Supervisors

Supervisor trees provide fault tolerance by monitoring child processes and restarting them when they crash. This is the Erlang/OTP supervision pattern adapted for Maggie's Smalltalk syntax.

A supervisor manages a set of child processes according to a restart strategy. When a child dies, the supervisor decides which children to restart based on the strategy and the child's restart policy.

Child Specifications

A ChildSpec defines how to start a child, when to restart it, and how long to wait for graceful shutdown.

Example
"Minimal spec: permanent restart, 5s shutdown timeout"
spec := ChildSpec id: 'worker' start: [Worker new run].

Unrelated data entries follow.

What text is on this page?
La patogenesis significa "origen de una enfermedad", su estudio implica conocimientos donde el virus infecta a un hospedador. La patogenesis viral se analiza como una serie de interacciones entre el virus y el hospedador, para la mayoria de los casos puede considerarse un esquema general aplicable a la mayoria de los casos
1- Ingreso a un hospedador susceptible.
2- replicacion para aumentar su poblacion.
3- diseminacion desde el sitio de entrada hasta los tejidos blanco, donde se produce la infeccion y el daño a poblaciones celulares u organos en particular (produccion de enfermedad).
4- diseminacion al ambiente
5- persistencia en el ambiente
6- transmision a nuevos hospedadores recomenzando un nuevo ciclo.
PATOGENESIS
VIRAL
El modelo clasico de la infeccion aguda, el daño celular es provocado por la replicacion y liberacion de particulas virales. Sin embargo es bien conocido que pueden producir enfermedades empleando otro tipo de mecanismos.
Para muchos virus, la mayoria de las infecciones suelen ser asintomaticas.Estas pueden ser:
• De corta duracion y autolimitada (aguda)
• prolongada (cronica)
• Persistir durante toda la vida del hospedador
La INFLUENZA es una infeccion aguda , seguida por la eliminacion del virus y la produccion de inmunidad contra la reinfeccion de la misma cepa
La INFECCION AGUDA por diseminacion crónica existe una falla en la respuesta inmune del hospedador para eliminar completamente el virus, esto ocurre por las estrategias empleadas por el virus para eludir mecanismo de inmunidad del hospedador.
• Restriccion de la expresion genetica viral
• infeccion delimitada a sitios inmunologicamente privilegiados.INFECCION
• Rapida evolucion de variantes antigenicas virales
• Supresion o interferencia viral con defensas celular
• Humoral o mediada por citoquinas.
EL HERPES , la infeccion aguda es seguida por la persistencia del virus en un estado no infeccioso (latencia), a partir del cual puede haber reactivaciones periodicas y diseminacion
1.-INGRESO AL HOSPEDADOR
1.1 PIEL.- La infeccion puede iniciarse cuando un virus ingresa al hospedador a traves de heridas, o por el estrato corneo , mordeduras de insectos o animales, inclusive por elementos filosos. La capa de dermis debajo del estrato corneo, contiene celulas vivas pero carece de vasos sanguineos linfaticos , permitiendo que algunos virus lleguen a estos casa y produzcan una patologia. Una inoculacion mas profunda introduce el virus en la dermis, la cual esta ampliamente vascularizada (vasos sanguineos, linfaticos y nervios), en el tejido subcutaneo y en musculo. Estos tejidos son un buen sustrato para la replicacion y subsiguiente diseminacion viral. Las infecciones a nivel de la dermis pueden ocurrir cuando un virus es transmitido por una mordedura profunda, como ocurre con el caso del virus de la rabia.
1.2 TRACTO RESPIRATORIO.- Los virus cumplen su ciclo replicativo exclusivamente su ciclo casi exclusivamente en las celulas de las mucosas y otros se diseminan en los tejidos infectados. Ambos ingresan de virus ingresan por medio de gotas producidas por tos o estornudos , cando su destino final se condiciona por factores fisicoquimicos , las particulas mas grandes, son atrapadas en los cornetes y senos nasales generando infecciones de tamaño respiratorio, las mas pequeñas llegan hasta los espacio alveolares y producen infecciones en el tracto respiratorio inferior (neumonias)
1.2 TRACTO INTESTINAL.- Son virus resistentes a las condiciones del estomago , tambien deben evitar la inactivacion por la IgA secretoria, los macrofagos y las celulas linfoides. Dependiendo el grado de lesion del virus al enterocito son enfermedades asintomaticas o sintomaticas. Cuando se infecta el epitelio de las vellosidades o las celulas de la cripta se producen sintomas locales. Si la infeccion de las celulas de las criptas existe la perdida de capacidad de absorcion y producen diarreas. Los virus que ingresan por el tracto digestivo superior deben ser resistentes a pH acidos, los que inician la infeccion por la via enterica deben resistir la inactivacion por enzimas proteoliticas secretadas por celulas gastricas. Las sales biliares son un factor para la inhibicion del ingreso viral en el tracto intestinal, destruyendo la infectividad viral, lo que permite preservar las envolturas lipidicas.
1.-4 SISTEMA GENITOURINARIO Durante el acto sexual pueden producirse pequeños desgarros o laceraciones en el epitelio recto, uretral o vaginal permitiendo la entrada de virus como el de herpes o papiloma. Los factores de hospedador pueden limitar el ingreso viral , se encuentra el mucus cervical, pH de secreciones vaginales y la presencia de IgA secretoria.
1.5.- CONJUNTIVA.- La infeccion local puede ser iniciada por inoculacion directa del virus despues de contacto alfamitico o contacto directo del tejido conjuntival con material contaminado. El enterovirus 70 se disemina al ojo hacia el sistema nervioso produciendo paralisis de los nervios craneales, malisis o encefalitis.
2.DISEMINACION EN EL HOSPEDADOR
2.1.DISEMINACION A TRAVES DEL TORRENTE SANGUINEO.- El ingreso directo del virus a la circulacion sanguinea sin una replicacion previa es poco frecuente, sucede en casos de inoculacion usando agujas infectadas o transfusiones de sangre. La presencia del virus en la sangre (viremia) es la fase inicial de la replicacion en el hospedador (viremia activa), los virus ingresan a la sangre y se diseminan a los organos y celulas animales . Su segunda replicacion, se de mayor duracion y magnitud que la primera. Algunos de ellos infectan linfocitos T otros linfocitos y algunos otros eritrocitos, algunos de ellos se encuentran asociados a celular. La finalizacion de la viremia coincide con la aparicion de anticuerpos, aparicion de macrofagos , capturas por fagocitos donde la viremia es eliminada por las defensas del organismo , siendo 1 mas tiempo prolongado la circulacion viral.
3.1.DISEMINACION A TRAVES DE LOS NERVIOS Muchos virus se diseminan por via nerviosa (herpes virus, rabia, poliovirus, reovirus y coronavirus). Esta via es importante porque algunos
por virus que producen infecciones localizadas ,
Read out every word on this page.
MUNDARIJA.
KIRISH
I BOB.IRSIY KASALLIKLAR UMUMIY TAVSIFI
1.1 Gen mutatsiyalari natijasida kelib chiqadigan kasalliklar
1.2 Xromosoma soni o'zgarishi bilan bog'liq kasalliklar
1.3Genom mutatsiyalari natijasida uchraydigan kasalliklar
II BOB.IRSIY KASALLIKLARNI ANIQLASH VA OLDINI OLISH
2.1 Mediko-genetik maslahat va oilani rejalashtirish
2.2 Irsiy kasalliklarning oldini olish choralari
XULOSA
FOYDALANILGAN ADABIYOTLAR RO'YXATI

"Full spec with all options"
spec := ChildSpec
    id: 'db-pool'
    start: [DbPool new: 10 run]
    restart: #transient
    shutdown: 10000

Restart policies: - #permanent — always restart (default) - #temporary — never restart; let it stay dead - #transient — restart only on abnormal exit (crash), not normal exit

Restart Strategies

The supervisor's strategy determines what happens when a child dies:

#oneForOne — Only the crashed child is restarted. Other children are unaffected. Use this when children are independent.

Example
sup := Supervisor new: #oneForOne children: {
    ChildSpec id: 'a' start: [WorkerA new run].
    ChildSpec id: 'b' start: [WorkerB new run].
    ChildSpec id: 'c' start: [WorkerC new run]
}.
sup start

#oneForAll — All children are terminated and restarted when any child dies. Use this when children depend on each other and must be in a consistent state.

Example
sup := Supervisor new: #oneForAll children: {
    ChildSpec id: 'config' start: [ConfigLoader new run].
    ChildSpec id: 'cache' start: [Cache new run].
    ChildSpec id: 'server' start: [Server new run]
}.
sup start

#restForOne — The crashed child and all children started after it are terminated and restarted. Use this when later children depend on earlier ones.

Example
sup := Supervisor new: #restForOne children: {
    ChildSpec id: 'db' start: [Database connect].
    ChildSpec id: 'cache' start: [Cache new: db].
    ChildSpec id: 'api' start: [Api new: cache]
}.
sup start

Restart Intensity

To prevent infinite restart loops, supervisors have a restart intensity limit. By default, a supervisor allows 3 restarts in 5 seconds. If this limit is exceeded, the supervisor itself crashes — which propagates to its parent supervisor (if any).

Example
"Custom restart intensity: 5 restarts in 10 seconds"
sup := Supervisor
    new: #oneForOne
    children: specs
    maxRestarts: 5
    maxSeconds: 10

Dynamic Children

Children can be added and removed at runtime:

Example
sup := Supervisor new: #oneForOne children: {}.
sup start.

"Add a worker"
sup startChild: (ChildSpec id: 'worker-1' start: [Worker new run]).

"Remove a worker"
sup terminateChild: 'worker-1'.

"Query running children"
sup runningChildren.    "Array of IDs"
sup countChildren.      "Integer count"

Supervision Trees

Supervisors can be children of other supervisors, forming a tree. When a child supervisor crashes (e.g., due to restart intensity exceeded), the parent supervisor restarts it according to its own strategy.

Example
"Two-level supervision tree"
workerSup := Supervisor new: #oneForOne children: {
    ChildSpec id: 'w1' start: [Worker new run].
    ChildSpec id: 'w2' start: [Worker new run]
}.

topSup := Supervisor new: #oneForAll children: {
    ChildSpec id: 'db' start: [Database connect].
    ChildSpec id: 'workers' start: [workerSup start. Process receive]
}.
topSup start

How It Works

Internally, a supervisor:

1. Runs as its own process with trapExit: true 2. Monitors each child process 3. Receives #processDown: messages when children die 4. Applies the restart strategy and policy 5. Tracks restart times to enforce the intensity limit

The supervisor process uses the standard mailbox for all communication. When stopped, it terminates all children with a shutdown signal.

DynamicSupervisor

DynamicSupervisor manages a pool of identical children from a single template ChildSpec. Unlike Supervisor, no children are defined upfront — they are started on demand. This is equivalent to Erlang's simple_one_for_one / DynamicSupervisor.

Example
"Template: all children use the same start block"
template := ChildSpec
    id: 'worker'
    start: [:id | Worker new: id run]
    restart: #permanent.

ds := DynamicSupervisor new: template.
ds start.

"Start children on demand with unique IDs"
ds startChild: 'worker-1'.
ds startChild: 'worker-2'.
ds startChild: 'worker-3'.

ds countChildren.     "=> 3"

"Remove a specific child"
ds terminateChild: 'worker-2'.
ds countChildren.     "=> 2"

ds stop

Each child is started by calling the template's start block with the child ID as argument (forkWith:). When a child crashes, it is restarted individually with the same ID (like #oneForOne). The same restart intensity limits apply.